NACDS and the National Association of Retail Druggists, also based in Alexandria, Va., have objected to the new policy. Because retirees take multiple medications, it could cost them an average of at least $500 a year, said Todd Dankmyer, senior vice president of communications at NARD.

NACDS has asked the U.S. Office of Personnel Management, which administers the plan under the Federal Employees Health Benefits program, to postpone instituting the new policy until a study under way by the General Accounting Office on the mail-order program is released in June.

"This is economic coercion for federal retirees," Ronald Ziegler, NACDS president and chief executive officer, said in a press statement. "Federal retirees should continue to have the choice to use their local pharmacy without an economic penalty."

About 70 U.S. representatives signed a letter to the Office of Personnel Management expressing their concerns about how the new policy will affect retirees' access to pharmacy services and patient counseling at local drug stores. The letter estimated that it could mean a $600 million loss for local pharmacy business.

But the OPM said there are no plans to delay the policy. In a Dec. 21, 1995, letter to the lawmakers who voiced concern about the plan, OPM Director James King wrote that the policy is sound. He said mail-order prescriptions are just as safe as those purchased at retail pharmacies.

"Mail-order pharmacies are subject to the same degree of regulation and scrutiny as retail pharmacies," King wrote.

King added that if a member has questions about a mail-order prescription, a 24-hour, toll-free information hot line is available.

He also wrote that retirees who chose not to go through mail order will face minimal out-of-pocket expenses. According to the letter, in 1994 the average cost to the member for prescriptions obtained at a preferred retail pharmacy was $2 per 30-day supply for generic drugs and $6.30 per 30-day supply for brand-name drugs.

Blue Cross/Blue Shield also has defended the policy shift. "We feel these changes for 1996 are reasonable in light of escalating costs," Stephen Gammarino, vice president of the federal employee program, wrote in an Oct. 6, 1995, letter disseminated in response to inquiries about the new plan. "They are instrumental to achieving our objective of providing innovative and cost-effective pharmacy benefits while keeping premiums at a competitive level in the individual choice [Federal Employees Health Benefits] market."

About 3% of Raley's customers are enrolled in the FEHB plan, said Jody Stewart, pharmacy director. But it will still have an adverse effect on the West Sacramento, Calif.-based chain, she said.

"It's part of the gradual erosion of our business," Stewart said.

Citing the popularity of the FEHB option, Stewart said many federal retirees approached the chain and asked it to participate in the plan. After a lengthy process, Raley's implemented the plan three years ago.

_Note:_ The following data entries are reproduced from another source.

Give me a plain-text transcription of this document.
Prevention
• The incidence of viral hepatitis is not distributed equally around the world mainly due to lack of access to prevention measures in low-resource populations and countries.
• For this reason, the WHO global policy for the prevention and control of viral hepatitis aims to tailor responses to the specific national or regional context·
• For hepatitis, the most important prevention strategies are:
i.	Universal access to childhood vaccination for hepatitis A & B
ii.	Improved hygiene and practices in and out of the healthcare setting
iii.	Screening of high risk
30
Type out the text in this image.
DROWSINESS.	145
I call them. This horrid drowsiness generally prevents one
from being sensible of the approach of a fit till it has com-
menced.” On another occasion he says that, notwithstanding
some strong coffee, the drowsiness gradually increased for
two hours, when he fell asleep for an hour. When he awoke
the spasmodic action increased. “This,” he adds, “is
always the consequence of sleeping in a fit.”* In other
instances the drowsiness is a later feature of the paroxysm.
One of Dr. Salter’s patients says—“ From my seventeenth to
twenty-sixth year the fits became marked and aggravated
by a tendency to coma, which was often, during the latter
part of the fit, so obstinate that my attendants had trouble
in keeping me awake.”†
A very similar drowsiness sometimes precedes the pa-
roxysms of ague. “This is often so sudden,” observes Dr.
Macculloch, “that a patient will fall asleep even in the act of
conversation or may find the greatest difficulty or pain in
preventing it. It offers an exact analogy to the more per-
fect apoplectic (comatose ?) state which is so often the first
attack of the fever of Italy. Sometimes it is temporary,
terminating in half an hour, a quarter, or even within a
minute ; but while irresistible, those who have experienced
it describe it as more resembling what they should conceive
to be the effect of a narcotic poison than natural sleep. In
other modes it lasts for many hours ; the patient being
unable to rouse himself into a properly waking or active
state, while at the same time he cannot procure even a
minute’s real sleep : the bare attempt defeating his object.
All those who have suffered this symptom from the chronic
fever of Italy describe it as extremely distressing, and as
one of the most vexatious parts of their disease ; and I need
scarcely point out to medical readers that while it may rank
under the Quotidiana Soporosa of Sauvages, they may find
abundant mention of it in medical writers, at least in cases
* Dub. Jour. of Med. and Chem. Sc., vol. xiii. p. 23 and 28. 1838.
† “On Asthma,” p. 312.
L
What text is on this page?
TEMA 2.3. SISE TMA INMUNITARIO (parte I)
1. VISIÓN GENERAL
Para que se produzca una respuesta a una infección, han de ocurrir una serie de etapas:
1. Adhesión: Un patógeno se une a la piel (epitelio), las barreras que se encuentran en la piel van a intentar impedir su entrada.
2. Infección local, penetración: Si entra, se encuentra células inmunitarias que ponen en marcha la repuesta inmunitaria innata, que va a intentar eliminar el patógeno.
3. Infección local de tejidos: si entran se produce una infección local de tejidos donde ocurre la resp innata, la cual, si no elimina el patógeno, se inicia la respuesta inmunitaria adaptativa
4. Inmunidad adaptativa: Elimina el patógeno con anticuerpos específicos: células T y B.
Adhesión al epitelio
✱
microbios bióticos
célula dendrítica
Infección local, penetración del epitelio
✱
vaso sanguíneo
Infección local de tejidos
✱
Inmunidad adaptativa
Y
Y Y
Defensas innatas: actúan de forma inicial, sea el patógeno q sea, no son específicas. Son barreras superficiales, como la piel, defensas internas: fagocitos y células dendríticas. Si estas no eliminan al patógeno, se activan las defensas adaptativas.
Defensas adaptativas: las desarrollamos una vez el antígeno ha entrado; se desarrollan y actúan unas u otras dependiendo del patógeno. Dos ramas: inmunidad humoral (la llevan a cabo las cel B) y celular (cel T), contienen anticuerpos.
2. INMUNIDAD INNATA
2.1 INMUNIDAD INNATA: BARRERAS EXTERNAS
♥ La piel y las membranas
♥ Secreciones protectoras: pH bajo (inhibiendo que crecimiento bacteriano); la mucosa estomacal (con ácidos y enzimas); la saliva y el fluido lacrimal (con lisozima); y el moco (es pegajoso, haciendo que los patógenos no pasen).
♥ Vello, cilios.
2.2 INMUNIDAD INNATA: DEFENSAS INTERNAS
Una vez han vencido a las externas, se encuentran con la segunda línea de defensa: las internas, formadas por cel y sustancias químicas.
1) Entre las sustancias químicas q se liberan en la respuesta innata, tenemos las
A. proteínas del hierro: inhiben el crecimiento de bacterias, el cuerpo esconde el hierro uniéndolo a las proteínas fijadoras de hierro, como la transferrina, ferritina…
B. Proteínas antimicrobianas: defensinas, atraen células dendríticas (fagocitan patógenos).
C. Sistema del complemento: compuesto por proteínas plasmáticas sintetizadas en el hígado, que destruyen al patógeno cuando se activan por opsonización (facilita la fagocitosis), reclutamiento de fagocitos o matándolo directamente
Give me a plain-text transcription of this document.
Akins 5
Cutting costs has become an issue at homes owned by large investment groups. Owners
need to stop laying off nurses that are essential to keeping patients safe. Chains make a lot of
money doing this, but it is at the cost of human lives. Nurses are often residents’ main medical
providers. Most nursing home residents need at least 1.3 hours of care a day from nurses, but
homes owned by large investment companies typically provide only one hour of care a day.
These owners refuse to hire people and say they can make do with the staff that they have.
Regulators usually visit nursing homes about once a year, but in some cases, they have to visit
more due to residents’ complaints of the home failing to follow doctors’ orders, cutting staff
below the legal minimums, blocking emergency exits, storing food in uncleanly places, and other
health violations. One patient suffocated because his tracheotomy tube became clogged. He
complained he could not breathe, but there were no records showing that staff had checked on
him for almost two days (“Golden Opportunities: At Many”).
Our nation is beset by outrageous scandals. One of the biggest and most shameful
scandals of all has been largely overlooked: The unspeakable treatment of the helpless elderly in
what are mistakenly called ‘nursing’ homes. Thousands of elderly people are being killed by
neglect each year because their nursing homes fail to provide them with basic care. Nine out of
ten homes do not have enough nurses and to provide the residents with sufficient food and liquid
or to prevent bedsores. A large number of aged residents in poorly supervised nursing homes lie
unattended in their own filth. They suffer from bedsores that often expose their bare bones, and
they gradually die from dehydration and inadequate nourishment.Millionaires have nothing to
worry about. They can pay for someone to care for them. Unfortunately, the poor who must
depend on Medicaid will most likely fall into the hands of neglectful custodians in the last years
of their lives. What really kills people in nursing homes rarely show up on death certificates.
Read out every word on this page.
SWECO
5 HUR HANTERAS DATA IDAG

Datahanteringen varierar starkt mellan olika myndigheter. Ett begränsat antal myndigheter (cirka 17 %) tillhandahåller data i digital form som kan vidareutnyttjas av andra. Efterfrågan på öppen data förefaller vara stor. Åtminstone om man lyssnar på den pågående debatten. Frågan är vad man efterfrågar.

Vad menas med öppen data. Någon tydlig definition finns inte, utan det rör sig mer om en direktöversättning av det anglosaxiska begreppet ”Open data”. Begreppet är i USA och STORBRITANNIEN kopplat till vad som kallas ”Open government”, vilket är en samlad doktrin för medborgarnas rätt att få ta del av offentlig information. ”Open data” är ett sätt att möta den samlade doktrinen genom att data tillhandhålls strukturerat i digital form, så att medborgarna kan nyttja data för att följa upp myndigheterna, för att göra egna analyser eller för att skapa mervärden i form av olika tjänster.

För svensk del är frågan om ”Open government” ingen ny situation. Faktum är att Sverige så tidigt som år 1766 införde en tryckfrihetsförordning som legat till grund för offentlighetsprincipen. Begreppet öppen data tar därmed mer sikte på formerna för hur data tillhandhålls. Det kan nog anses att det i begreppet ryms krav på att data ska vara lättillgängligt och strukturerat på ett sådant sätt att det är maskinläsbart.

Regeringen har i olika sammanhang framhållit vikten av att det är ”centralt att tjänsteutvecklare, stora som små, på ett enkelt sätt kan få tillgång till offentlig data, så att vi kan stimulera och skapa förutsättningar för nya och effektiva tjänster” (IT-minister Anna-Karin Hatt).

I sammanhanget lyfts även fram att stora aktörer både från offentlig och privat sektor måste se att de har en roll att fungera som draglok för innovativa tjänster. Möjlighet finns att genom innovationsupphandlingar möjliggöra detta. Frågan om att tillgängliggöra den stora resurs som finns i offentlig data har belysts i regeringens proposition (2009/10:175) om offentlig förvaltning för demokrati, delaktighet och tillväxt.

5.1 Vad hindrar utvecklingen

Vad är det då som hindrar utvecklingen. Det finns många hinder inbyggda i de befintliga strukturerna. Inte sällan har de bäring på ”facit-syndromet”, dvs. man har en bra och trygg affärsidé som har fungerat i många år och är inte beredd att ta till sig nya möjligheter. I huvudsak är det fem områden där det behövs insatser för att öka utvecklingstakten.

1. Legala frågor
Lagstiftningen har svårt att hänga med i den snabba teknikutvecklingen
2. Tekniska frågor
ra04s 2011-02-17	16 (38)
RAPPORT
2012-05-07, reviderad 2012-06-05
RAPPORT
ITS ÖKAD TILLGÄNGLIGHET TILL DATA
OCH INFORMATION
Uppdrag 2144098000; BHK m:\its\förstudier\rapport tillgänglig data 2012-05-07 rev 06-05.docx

"Our customers were very vocal. They wanted us to be part of it,' she said. "It took us a long time to administer it, and now it's being jeopardized."

Both NACDS and NARD ran ads in the Federal Times, a newspaper for federal employees, encouraging retirees to consider enrolling in other health insurance options. The organizations also provided their members with bag stuffers that contain a variety of patient information material, including fliers encouraging federal retirees to voice their concerns to Congress.